Summing up the study's findings, Dr. Vinciullo said that the incidence of undiagnosed bleeding disorders is low in Mohs surgical patients, but physicians nonetheless should be alert for such disorders—even when a bleeding history is negative and the results of routine coagulation studies are normal.

"Hematology assessment is essential, and specialized prophylactic treatment can prevent the vast majority of bleeding complications," he said.

However, he added, routine preoperative hematologic testing is not warranted in patients with a negative bleeding history. "The most sensitive sign is a positive history, so you must take a detailed bleeding history," he emphasized. (See box.) "The sort of questions I listed are the questions you need to ask. It's absolutely incredible how many of these patients have simply never been asked those questions, or the physician knows they bleed but has never done anything about it."

Finally, Dr. Vinciullo advised, "unexplained excessive bleeding during Mohs surgery should be investigated." He noted that a watery consistency of the blood and bleeding from suture holes can be additional telltale signs of underlying bleeding disorders.

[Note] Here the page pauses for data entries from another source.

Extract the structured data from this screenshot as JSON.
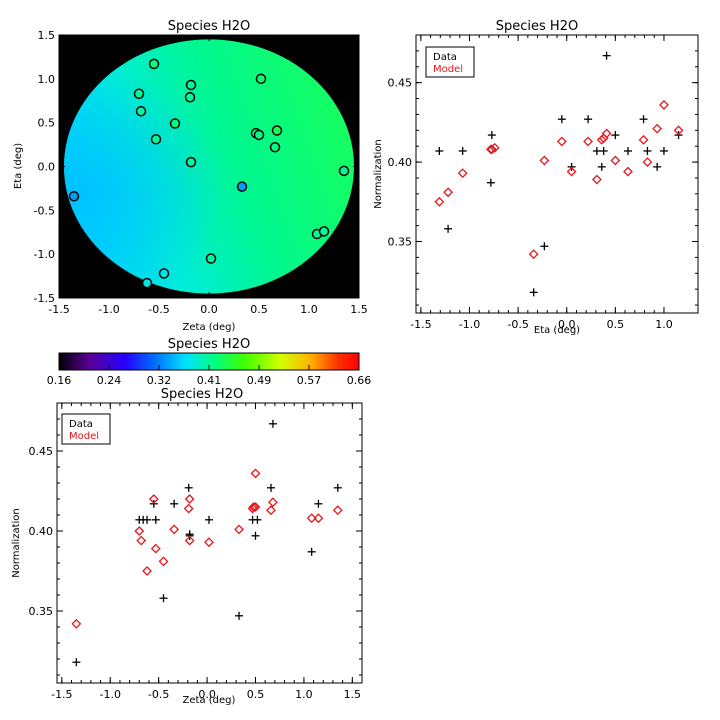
{
  "colors": {
    "data_marker": "#000000",
    "model_marker": "#e8161b",
    "map_background": "#000000",
    "axis": "#000000"
  },
  "colorbar": {
    "title": "Species H2O",
    "range": [
      0.16,
      0.66
    ],
    "tick_labels": [
      "0.16",
      "0.24",
      "0.32",
      "0.41",
      "0.49",
      "0.57",
      "0.66"
    ],
    "colormap": "rainbow"
  },
  "chart_data": [
    {
      "type": "heatmap",
      "title": "Species H2O",
      "xlabel": "Zeta (deg)",
      "ylabel": "Eta (deg)",
      "xlim": [
        -1.5,
        1.5
      ],
      "ylim": [
        -1.5,
        1.5
      ],
      "xticks": [
        "-1.5",
        "-1.0",
        "-0.5",
        "0.0",
        "0.5",
        "1.0",
        "1.5"
      ],
      "yticks": [
        "-1.5",
        "-1.0",
        "-0.5",
        "0.0",
        "0.5",
        "1.0",
        "1.5"
      ],
      "field_radius_deg": 1.45,
      "field_value_range": [
        0.35,
        0.44
      ],
      "stars": [
        {
          "x": -0.55,
          "y": 1.17,
          "v": 0.42
        },
        {
          "x": -0.7,
          "y": 0.83,
          "v": 0.41
        },
        {
          "x": -0.18,
          "y": 0.93,
          "v": 0.41
        },
        {
          "x": 0.52,
          "y": 1.0,
          "v": 0.43
        },
        {
          "x": -0.19,
          "y": 0.79,
          "v": 0.41
        },
        {
          "x": -0.68,
          "y": 0.63,
          "v": 0.41
        },
        {
          "x": -0.34,
          "y": 0.49,
          "v": 0.42
        },
        {
          "x": 0.47,
          "y": 0.38,
          "v": 0.42
        },
        {
          "x": 0.5,
          "y": 0.36,
          "v": 0.42
        },
        {
          "x": 0.68,
          "y": 0.41,
          "v": 0.44
        },
        {
          "x": -0.53,
          "y": 0.31,
          "v": 0.41
        },
        {
          "x": 0.66,
          "y": 0.22,
          "v": 0.42
        },
        {
          "x": -0.18,
          "y": 0.05,
          "v": 0.41
        },
        {
          "x": 1.35,
          "y": -0.05,
          "v": 0.41
        },
        {
          "x": 0.33,
          "y": -0.23,
          "v": 0.34
        },
        {
          "x": -1.35,
          "y": -0.34,
          "v": 0.34
        },
        {
          "x": 1.08,
          "y": -0.77,
          "v": 0.41
        },
        {
          "x": 1.15,
          "y": -0.74,
          "v": 0.41
        },
        {
          "x": 0.02,
          "y": -1.05,
          "v": 0.41
        },
        {
          "x": -0.45,
          "y": -1.22,
          "v": 0.38
        },
        {
          "x": -0.62,
          "y": -1.33,
          "v": 0.38
        }
      ]
    },
    {
      "type": "scatter",
      "title": "Species H2O",
      "xlabel": "Eta (deg)",
      "ylabel": "Normalization",
      "xlim": [
        -1.55,
        1.35
      ],
      "ylim": [
        0.305,
        0.48
      ],
      "xticks": [
        "-1.5",
        "-1.0",
        "-0.5",
        "0.0",
        "0.5",
        "1.0"
      ],
      "xtick_values": [
        -1.5,
        -1.0,
        -0.5,
        0.0,
        0.5,
        1.0
      ],
      "yticks": [
        "0.35",
        "0.40",
        "0.45"
      ],
      "ytick_values": [
        0.35,
        0.4,
        0.45
      ],
      "legend": {
        "position": "top-left",
        "entries": [
          "Data",
          "Model"
        ]
      },
      "series": [
        {
          "name": "Data",
          "marker": "plus",
          "points": [
            [
              -1.31,
              0.407
            ],
            [
              -1.22,
              0.358
            ],
            [
              -1.07,
              0.407
            ],
            [
              -0.77,
              0.417
            ],
            [
              -0.78,
              0.387
            ],
            [
              -0.34,
              0.318
            ],
            [
              -0.23,
              0.347
            ],
            [
              -0.05,
              0.427
            ],
            [
              0.05,
              0.397
            ],
            [
              0.22,
              0.427
            ],
            [
              0.31,
              0.407
            ],
            [
              0.36,
              0.397
            ],
            [
              0.38,
              0.407
            ],
            [
              0.41,
              0.467
            ],
            [
              0.5,
              0.417
            ],
            [
              0.63,
              0.407
            ],
            [
              0.79,
              0.427
            ],
            [
              0.83,
              0.407
            ],
            [
              0.93,
              0.397
            ],
            [
              1.0,
              0.407
            ],
            [
              1.15,
              0.417
            ]
          ]
        },
        {
          "name": "Model",
          "marker": "diamond",
          "points": [
            [
              -1.31,
              0.375
            ],
            [
              -1.22,
              0.381
            ],
            [
              -1.07,
              0.393
            ],
            [
              -0.78,
              0.408
            ],
            [
              -0.77,
              0.408
            ],
            [
              -0.74,
              0.409
            ],
            [
              -0.34,
              0.342
            ],
            [
              -0.23,
              0.401
            ],
            [
              -0.05,
              0.413
            ],
            [
              0.05,
              0.394
            ],
            [
              0.22,
              0.413
            ],
            [
              0.31,
              0.389
            ],
            [
              0.36,
              0.414
            ],
            [
              0.38,
              0.415
            ],
            [
              0.41,
              0.418
            ],
            [
              0.5,
              0.401
            ],
            [
              0.63,
              0.394
            ],
            [
              0.79,
              0.414
            ],
            [
              0.83,
              0.4
            ],
            [
              0.93,
              0.421
            ],
            [
              1.0,
              0.436
            ],
            [
              1.15,
              0.42
            ]
          ]
        }
      ]
    },
    {
      "type": "scatter",
      "title": "Species H2O",
      "xlabel": "Zeta (deg)",
      "ylabel": "Normalization",
      "xlim": [
        -1.55,
        1.6
      ],
      "ylim": [
        0.305,
        0.48
      ],
      "xticks": [
        "-1.5",
        "-1.0",
        "-0.5",
        "0.0",
        "0.5",
        "1.0",
        "1.5"
      ],
      "xtick_values": [
        -1.5,
        -1.0,
        -0.5,
        0.0,
        0.5,
        1.0,
        1.5
      ],
      "yticks": [
        "0.35",
        "0.40",
        "0.45"
      ],
      "ytick_values": [
        0.35,
        0.4,
        0.45
      ],
      "legend": {
        "position": "top-left",
        "entries": [
          "Data",
          "Model"
        ]
      },
      "series": [
        {
          "name": "Data",
          "marker": "plus",
          "points": [
            [
              -1.35,
              0.318
            ],
            [
              -0.7,
              0.407
            ],
            [
              -0.66,
              0.407
            ],
            [
              -0.62,
              0.407
            ],
            [
              -0.55,
              0.417
            ],
            [
              -0.53,
              0.407
            ],
            [
              -0.45,
              0.358
            ],
            [
              -0.34,
              0.417
            ],
            [
              -0.19,
              0.427
            ],
            [
              -0.18,
              0.397
            ],
            [
              -0.18,
              0.398
            ],
            [
              0.02,
              0.407
            ],
            [
              0.33,
              0.347
            ],
            [
              0.47,
              0.407
            ],
            [
              0.5,
              0.397
            ],
            [
              0.52,
              0.407
            ],
            [
              0.66,
              0.427
            ],
            [
              0.68,
              0.467
            ],
            [
              1.08,
              0.387
            ],
            [
              1.15,
              0.417
            ],
            [
              1.35,
              0.427
            ]
          ]
        },
        {
          "name": "Model",
          "marker": "diamond",
          "points": [
            [
              -1.35,
              0.342
            ],
            [
              -0.7,
              0.4
            ],
            [
              -0.68,
              0.394
            ],
            [
              -0.62,
              0.375
            ],
            [
              -0.55,
              0.42
            ],
            [
              -0.53,
              0.389
            ],
            [
              -0.45,
              0.381
            ],
            [
              -0.34,
              0.401
            ],
            [
              -0.19,
              0.414
            ],
            [
              -0.18,
              0.42
            ],
            [
              -0.18,
              0.394
            ],
            [
              0.02,
              0.393
            ],
            [
              0.33,
              0.401
            ],
            [
              0.47,
              0.414
            ],
            [
              0.48,
              0.415
            ],
            [
              0.5,
              0.415
            ],
            [
              0.5,
              0.436
            ],
            [
              0.66,
              0.413
            ],
            [
              0.68,
              0.418
            ],
            [
              1.08,
              0.408
            ],
            [
              1.15,
              0.408
            ],
            [
              1.35,
              0.413
            ]
          ]
        }
      ]
    }
  ]
}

"If you have a patient where you place a stitch and blood comes out of the suture hole, to me, that's a reason to send [that person] off for a hematology investigation," he said.

Dr. Vinciullo reported no conflicts of interest in association with the study.

'Hematology assessment is essential, and specialized prophylactic treatment can prevent' bleeding. DR. VINCIULLO

Take a Detailed Bleeding History

Ask patients if they have had excessive bleeding during any of the following:

▸ Menstrual periods or childbirth?

▸ Nosebleeds?

▸ Skin surgery?

▸ Dental work, tonsillectomy, or general surgery? And also ask:

▸ Have you had to return to a physician's office or hospital because of bleeding?

▸ Do you bruise excessively?

▸ Do you take supplements or complementary products (vitamin E, garlic, ginkgo biloba)?

 

 

▸ Do you have a family history of bleeding, hemophilia, or von Willebrand disease?

▸ Do you have any blood disorders or leukemia?